''TAKSİT TAKSİT''

3.7K 167 14
                                    

               Çağrı'dan gelen mesajla hemen yatağıma oturarak bağdaş kurdum. Aramak en iyisi diyerek rehberime girdim. ''Çağrımm'' yazısına basarak telefona gelen sinyal sesini dinledim. İki kere çaldıktan sonra telefon açıldı.


''Açelya?''

''Nasılsın?''

''İyiyim. Sen?''

''Ben de iyiyim. Nasıl bari yerleştin mi?''

''Evet. Odam çatı katında ve pencerem güneşin batışına bakıyor. Gerçi tam önümde bir ev var ama ben yüksekte olduğum için görüş açımı pek fazla engellemiyor.''

''Senin adına çok sevindim. Mesajımı aldın herhalde?''

''Hıhı, evet.''

''Her neyse ben kapatıyorum. Mesajıma karşılık bir şey demek ister misin?''

''Ah, evet. Ben de seni seviyorum.''

''İyi geceler.''

Kısa bir konuşmanın ardından karanlık odamda penceredeki o gözümü tırmalayan ışığa baktım. Karşımdaki evden geliyordu. Ayağa kalkarak yavaşça pencereye doğru yürüdüm. Yarım açık duran stor perdeyi tamamen kaldırarak pencereyi açtım. Hafif rüzgâr esintisi yüzümü gıdıkladı. Işığın geldiği eve tekrar baktım. Dubleks bir evdi. Karanlıkta evin rengini göremiyordum ancak açık renkli olduğu kesindi.

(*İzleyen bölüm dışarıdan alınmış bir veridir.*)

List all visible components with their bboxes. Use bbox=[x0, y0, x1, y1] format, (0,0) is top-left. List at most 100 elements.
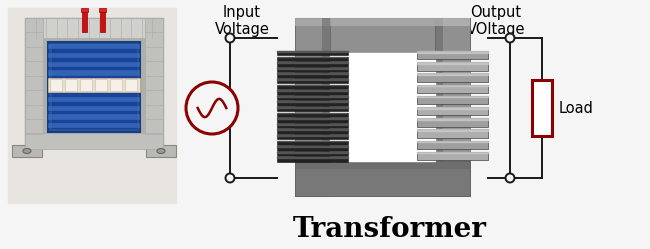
Circle shape bbox=[186, 82, 238, 134]
Text: Transformer: Transformer bbox=[293, 216, 487, 243]
Bar bbox=[295, 18, 470, 53]
Circle shape bbox=[506, 174, 515, 183]
Bar bbox=[48, 53, 140, 58]
Bar bbox=[417, 107, 488, 115]
Bar bbox=[95, 79, 107, 91]
Bar bbox=[435, 18, 443, 196]
Bar bbox=[277, 146, 348, 151]
Bar bbox=[435, 18, 470, 26]
Bar bbox=[81, 8, 88, 12]
Bar bbox=[25, 18, 163, 148]
Bar bbox=[277, 51, 348, 55]
Bar bbox=[277, 141, 348, 145]
Bar bbox=[417, 73, 488, 82]
Text: Output
VOltage: Output VOltage bbox=[467, 5, 525, 37]
Bar bbox=[277, 124, 348, 128]
Bar bbox=[295, 18, 470, 26]
Bar bbox=[277, 57, 348, 61]
Bar bbox=[532, 80, 552, 136]
Bar bbox=[48, 123, 140, 128]
Bar bbox=[25, 18, 43, 148]
Bar bbox=[322, 18, 330, 196]
Bar bbox=[417, 73, 488, 75]
Bar bbox=[277, 85, 348, 89]
Bar bbox=[277, 107, 348, 111]
Bar bbox=[417, 85, 488, 93]
Bar bbox=[277, 90, 348, 95]
Bar bbox=[277, 146, 348, 147]
Bar bbox=[145, 18, 163, 148]
Bar bbox=[277, 129, 348, 130]
Bar bbox=[80, 79, 92, 91]
Bar bbox=[48, 62, 140, 67]
Bar bbox=[417, 96, 488, 97]
Bar bbox=[417, 96, 488, 104]
Bar bbox=[277, 152, 348, 156]
Bar bbox=[277, 118, 348, 119]
Bar bbox=[295, 161, 470, 169]
Bar bbox=[277, 79, 348, 80]
Bar bbox=[417, 62, 488, 71]
Bar bbox=[100, 10, 105, 32]
Bar bbox=[48, 88, 140, 93]
Bar bbox=[330, 53, 435, 161]
Bar bbox=[417, 152, 488, 160]
Bar bbox=[277, 107, 348, 108]
Bar bbox=[277, 135, 348, 136]
Bar bbox=[48, 70, 140, 76]
Bar bbox=[277, 96, 348, 97]
Bar bbox=[277, 101, 348, 106]
Bar bbox=[48, 79, 140, 84]
Bar bbox=[417, 118, 488, 120]
Bar bbox=[417, 129, 488, 131]
Text: Load: Load bbox=[559, 101, 594, 116]
Bar bbox=[48, 44, 140, 49]
Bar bbox=[295, 161, 470, 196]
Bar bbox=[277, 51, 348, 52]
Bar bbox=[277, 62, 348, 63]
Ellipse shape bbox=[23, 148, 31, 153]
Bar bbox=[277, 157, 348, 158]
Bar bbox=[25, 18, 163, 38]
Bar bbox=[277, 73, 348, 74]
Bar bbox=[295, 161, 470, 196]
Bar bbox=[435, 18, 470, 196]
Bar bbox=[48, 42, 140, 132]
Bar bbox=[110, 79, 122, 91]
Bar bbox=[417, 51, 488, 60]
Bar bbox=[417, 141, 488, 142]
Bar bbox=[277, 79, 348, 83]
Bar bbox=[417, 51, 488, 53]
Bar bbox=[146, 145, 176, 157]
Circle shape bbox=[226, 174, 235, 183]
Bar bbox=[50, 79, 62, 91]
Bar bbox=[82, 10, 87, 32]
Circle shape bbox=[226, 34, 235, 43]
Bar bbox=[8, 8, 176, 203]
Bar bbox=[277, 152, 348, 153]
Bar bbox=[277, 129, 348, 134]
Bar bbox=[417, 85, 488, 86]
Bar bbox=[48, 78, 140, 92]
Bar bbox=[417, 141, 488, 149]
Bar bbox=[277, 135, 348, 139]
Bar bbox=[277, 73, 348, 78]
Bar bbox=[417, 118, 488, 126]
Bar bbox=[277, 96, 348, 100]
Ellipse shape bbox=[157, 148, 165, 153]
Bar bbox=[417, 107, 488, 109]
Bar bbox=[277, 68, 348, 72]
Bar bbox=[417, 152, 488, 153]
Bar bbox=[99, 8, 106, 12]
Text: Input
Voltage: Input Voltage bbox=[214, 5, 270, 37]
Bar bbox=[48, 114, 140, 120]
Bar bbox=[48, 106, 140, 111]
Bar bbox=[125, 79, 137, 91]
Bar bbox=[417, 62, 488, 64]
Bar bbox=[277, 62, 348, 66]
Bar bbox=[277, 157, 348, 162]
Bar bbox=[52, 46, 136, 128]
Bar bbox=[417, 129, 488, 138]
Bar bbox=[25, 133, 163, 149]
Bar bbox=[277, 118, 348, 123]
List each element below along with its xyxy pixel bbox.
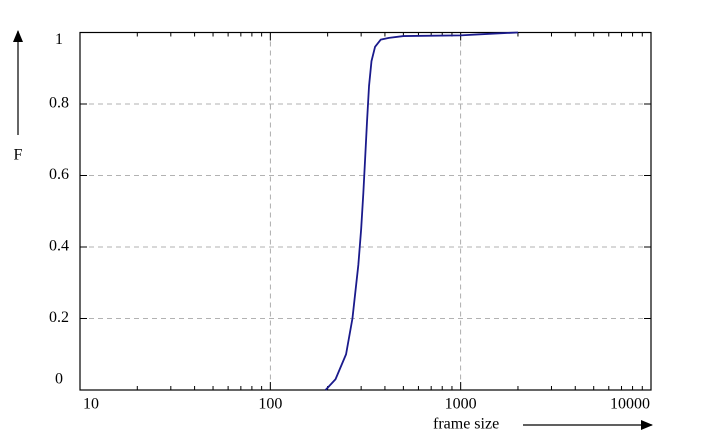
y-tick-label: 0.2	[49, 309, 69, 326]
y-axis-label: F	[14, 147, 23, 164]
x-tick-label: 10	[83, 396, 99, 413]
y-tick-label: 0.8	[49, 95, 69, 112]
x-tick-label: 10000	[610, 396, 650, 413]
plot-frame	[79, 31, 652, 391]
y-tick-label: 0.6	[49, 166, 69, 183]
x-axis-label: frame size	[433, 416, 499, 433]
y-tick-label: 1	[55, 31, 63, 48]
y-tick-label: 0.4	[49, 238, 69, 255]
x-tick-label: 100	[258, 396, 282, 413]
y-tick-label: 0	[55, 371, 63, 388]
data-line	[324, 31, 519, 391]
x-tick-label: 1000	[445, 396, 477, 413]
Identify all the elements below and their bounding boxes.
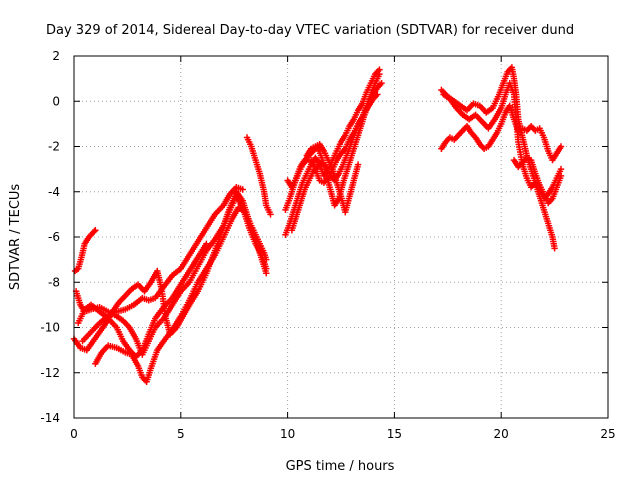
x-tick-label: 15	[387, 427, 402, 441]
data-point	[376, 70, 383, 78]
chart-title: Day 329 of 2014, Sidereal Day-to-day VTE…	[46, 23, 574, 38]
data-point	[263, 256, 270, 263]
data-point	[557, 172, 565, 180]
y-tick-label: -2	[48, 140, 60, 154]
x-axis-label: GPS time / hours	[286, 459, 395, 474]
data-point	[267, 211, 274, 218]
y-tick-label: -12	[40, 366, 60, 380]
data-point	[263, 270, 270, 277]
x-tick-label: 25	[600, 427, 615, 441]
x-tick-label: 5	[177, 427, 185, 441]
y-tick-label: 2	[52, 49, 60, 63]
y-tick-label: 0	[52, 94, 60, 108]
x-tick-label: 10	[280, 427, 295, 441]
data-point	[91, 228, 98, 235]
y-tick-label: -8	[48, 275, 60, 289]
x-tick-label: 20	[494, 427, 509, 441]
x-axis: 0 5 10 15 20 25	[70, 56, 616, 441]
data-point	[378, 79, 385, 87]
data-point	[557, 165, 565, 173]
y-axis: -14 -12 -10 -8 -6 -4 -2 0 2	[40, 49, 608, 425]
data-point	[374, 91, 381, 98]
y-tick-label: -14	[40, 411, 60, 425]
data-point	[92, 227, 99, 234]
y-axis-label: SDTVAR / TECUs	[8, 184, 23, 291]
y-tick-label: -4	[48, 185, 60, 199]
data-point	[239, 186, 246, 193]
data-point	[203, 240, 210, 247]
data-points	[70, 64, 565, 385]
x-tick-label: 0	[70, 427, 78, 441]
data-point	[557, 143, 565, 150]
y-tick-label: -6	[48, 230, 60, 244]
data-point	[551, 245, 558, 252]
data-point	[354, 161, 362, 168]
y-tick-label: -10	[40, 321, 60, 335]
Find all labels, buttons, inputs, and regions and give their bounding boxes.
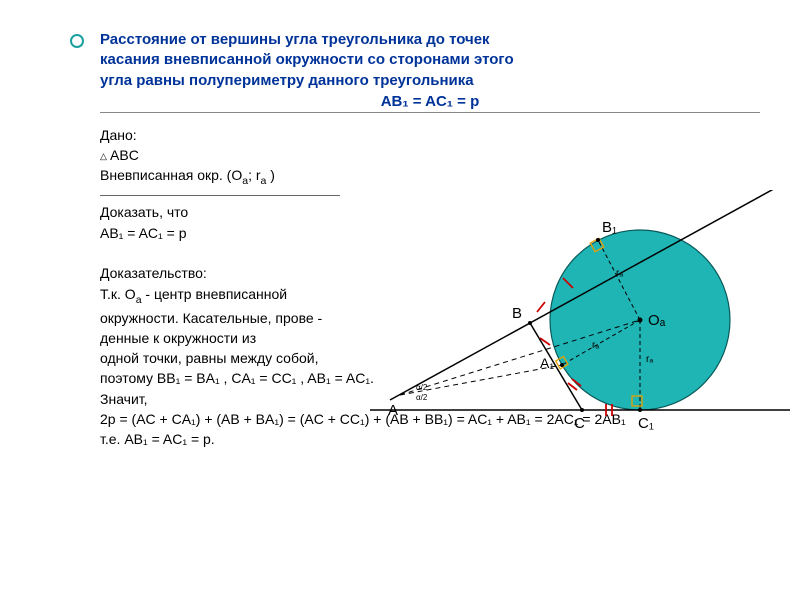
given-rule <box>100 195 340 196</box>
slide-title: Расстояние от вершины угла треугольника … <box>100 30 760 91</box>
label-oa: Oₐ <box>648 312 666 329</box>
label-a1: A₁ <box>540 355 554 371</box>
title-rule <box>100 112 760 113</box>
point-c1 <box>638 408 642 412</box>
given-label: Дано: <box>100 125 760 145</box>
label-alpha2: α/2 <box>416 393 428 402</box>
label-ra3: rₐ <box>592 340 599 351</box>
label-c1: C₁ <box>638 415 654 432</box>
given-abc: △ ABC <box>100 145 760 165</box>
point-c <box>580 408 584 412</box>
label-c: C <box>574 415 585 432</box>
title-bullet <box>70 34 84 48</box>
label-b1: B₁ <box>602 219 617 236</box>
title-l3: угла равны полупериметру данного треугол… <box>100 72 474 89</box>
title-l1: Расстояние от вершины угла треугольника … <box>100 31 490 48</box>
point-a1 <box>560 363 564 367</box>
title-l2: касания вневписанной окружности со сторо… <box>100 51 514 68</box>
title-eq: AB₁ = AC₁ = p <box>100 93 760 110</box>
point-b <box>528 321 532 325</box>
label-ra1: rₐ <box>616 268 623 279</box>
label-b: B <box>512 305 522 322</box>
label-a: A <box>388 402 398 419</box>
geometry-diagram: B₁ B A₁ Oₐ A C C₁ rₐ rₐ rₐ α/2 α/2 <box>370 190 790 450</box>
label-ra2: rₐ <box>646 354 653 365</box>
label-alpha1: α/2 <box>416 383 428 392</box>
point-b1 <box>596 238 600 242</box>
given-circle: Вневписанная окр. (Oa; ra ) <box>100 165 760 189</box>
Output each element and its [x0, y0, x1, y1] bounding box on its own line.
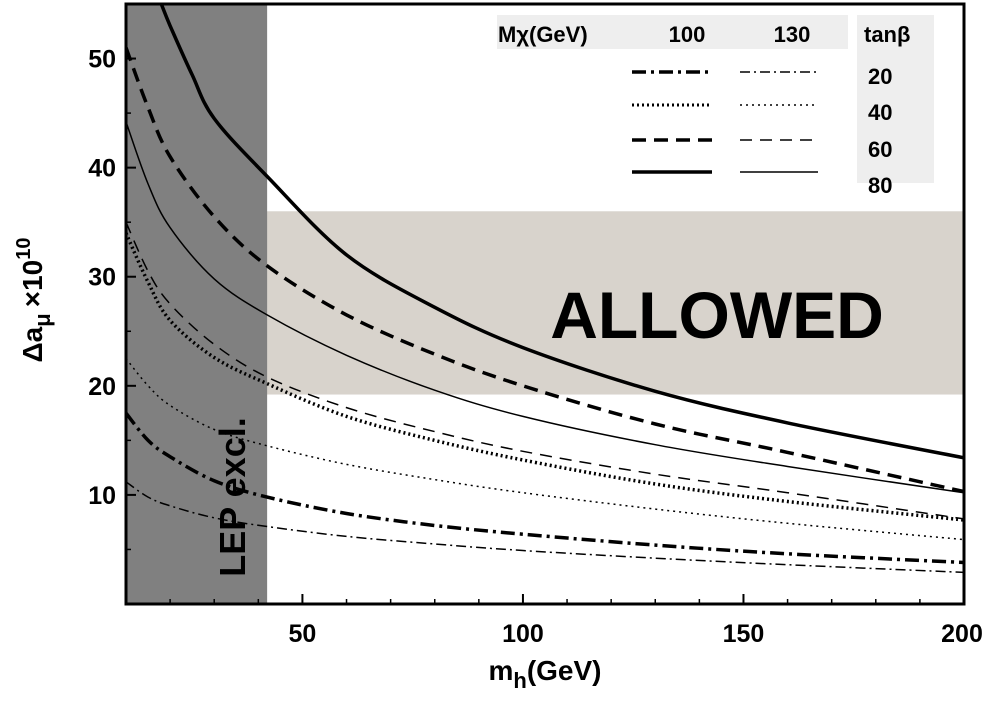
- plot-frame: [124, 2, 966, 606]
- x-tick-label: 150: [723, 620, 765, 648]
- legend-tanb-20: 20: [868, 64, 892, 89]
- lep-exclusion-region: [126, 4, 268, 604]
- y-tick-label: 10: [88, 482, 116, 510]
- curve-m130-tanb80: [126, 121, 964, 494]
- allowed-label: ALLOWED: [550, 278, 884, 352]
- x-tick-label: 200: [941, 620, 983, 648]
- lep-exclusion-label: LEP excl.: [212, 417, 253, 576]
- legend-mass-header: Mχ(GeV): [498, 22, 588, 47]
- legend-tanb-box: [857, 15, 934, 183]
- y-tick-label: 30: [88, 264, 116, 292]
- x-tick-label: 100: [502, 620, 544, 648]
- legend-mass-100: 100: [669, 22, 706, 47]
- curve-m130-tanb40: [126, 358, 964, 541]
- legend-tanb-40: 40: [868, 100, 892, 125]
- curve-group: [126, 4, 964, 574]
- curve-m100-tanb80: [159, 4, 964, 460]
- curve-m130-tanb60: [126, 221, 964, 520]
- curve-m100-tanb60: [126, 46, 964, 494]
- legend-mass-130: 130: [774, 22, 811, 47]
- x-tick-label: 50: [289, 620, 317, 648]
- y-tick-label: 20: [88, 373, 116, 401]
- tick-group: 50 100 150 200 10 20 30 40 50: [88, 46, 983, 648]
- x-axis-title: mh(GeV): [488, 655, 601, 693]
- legend-tanb-header: tanβ: [864, 22, 910, 47]
- legend-tanb-60: 60: [868, 137, 892, 162]
- legend-header-box: [497, 15, 848, 49]
- legend-tanb-80: 80: [868, 173, 892, 198]
- y-tick-label: 40: [88, 155, 116, 183]
- curve-m100-tanb20: [126, 411, 964, 565]
- y-tick-label: 50: [88, 46, 116, 74]
- legend-samples: [632, 70, 818, 174]
- y-axis-title: Δaμ×1010: [13, 238, 55, 363]
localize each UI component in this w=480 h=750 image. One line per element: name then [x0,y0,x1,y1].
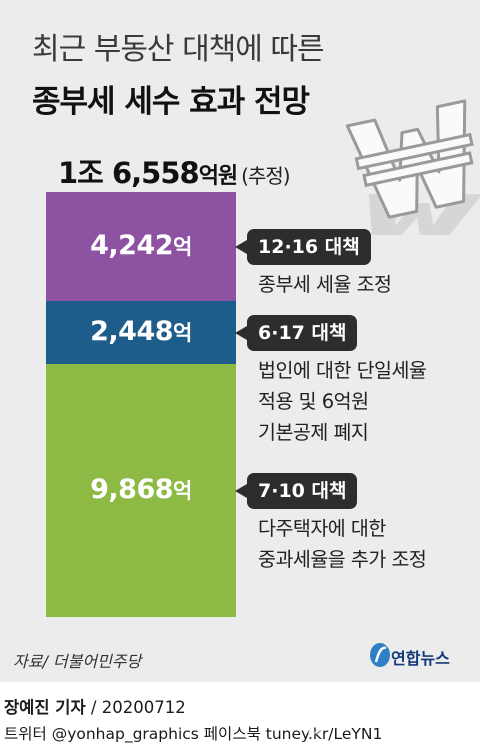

Bir anda evin ışığının sönmesi ile beni alıp götüren düşüncelerimden sıyrılarak kendime geldim. Saatime göre yaklaşık yarım saattir pencerenin önündeydim. Yarın okula kaydım yapılacaktı. Bu savaşı kazanabilecek miyim? Sadece umutluyum.

* * *

Sabahın ilk ışıkları ile gözlerimi açtım. Sağ elimi kıpırdatmakta zorlanıyordum. Elim o kadar uyuşmuştu ki; normal haline getirene kadar beş dakika boyunca uğraştım. Saçlarımı taradıktan sonra günlük kıyafetlerimi giyerek ahşap merdivenlerden aşağıya indim.

Mutfak boştu. Evden de ses gelmiyordu. Anlaşılan hiç kimse uyanmamıştı. Köşede duran kahve kutusunun kapağını açtım. Kahvenin o yumuşak mistik kokusu yüzüme çalındı. Suyu kaynatarak raftan mavi menekşe desenli kupa bardağını aldım. Kahvemi hazırladıktan sonra usulca odama çıktım.

Güneş yeni doğmuştu ve ben kitabıma artık bir yerden başlamalıyım diye düşündüm. Gel gelelim daha ne karakterler ne de olay örgüsü belli değil.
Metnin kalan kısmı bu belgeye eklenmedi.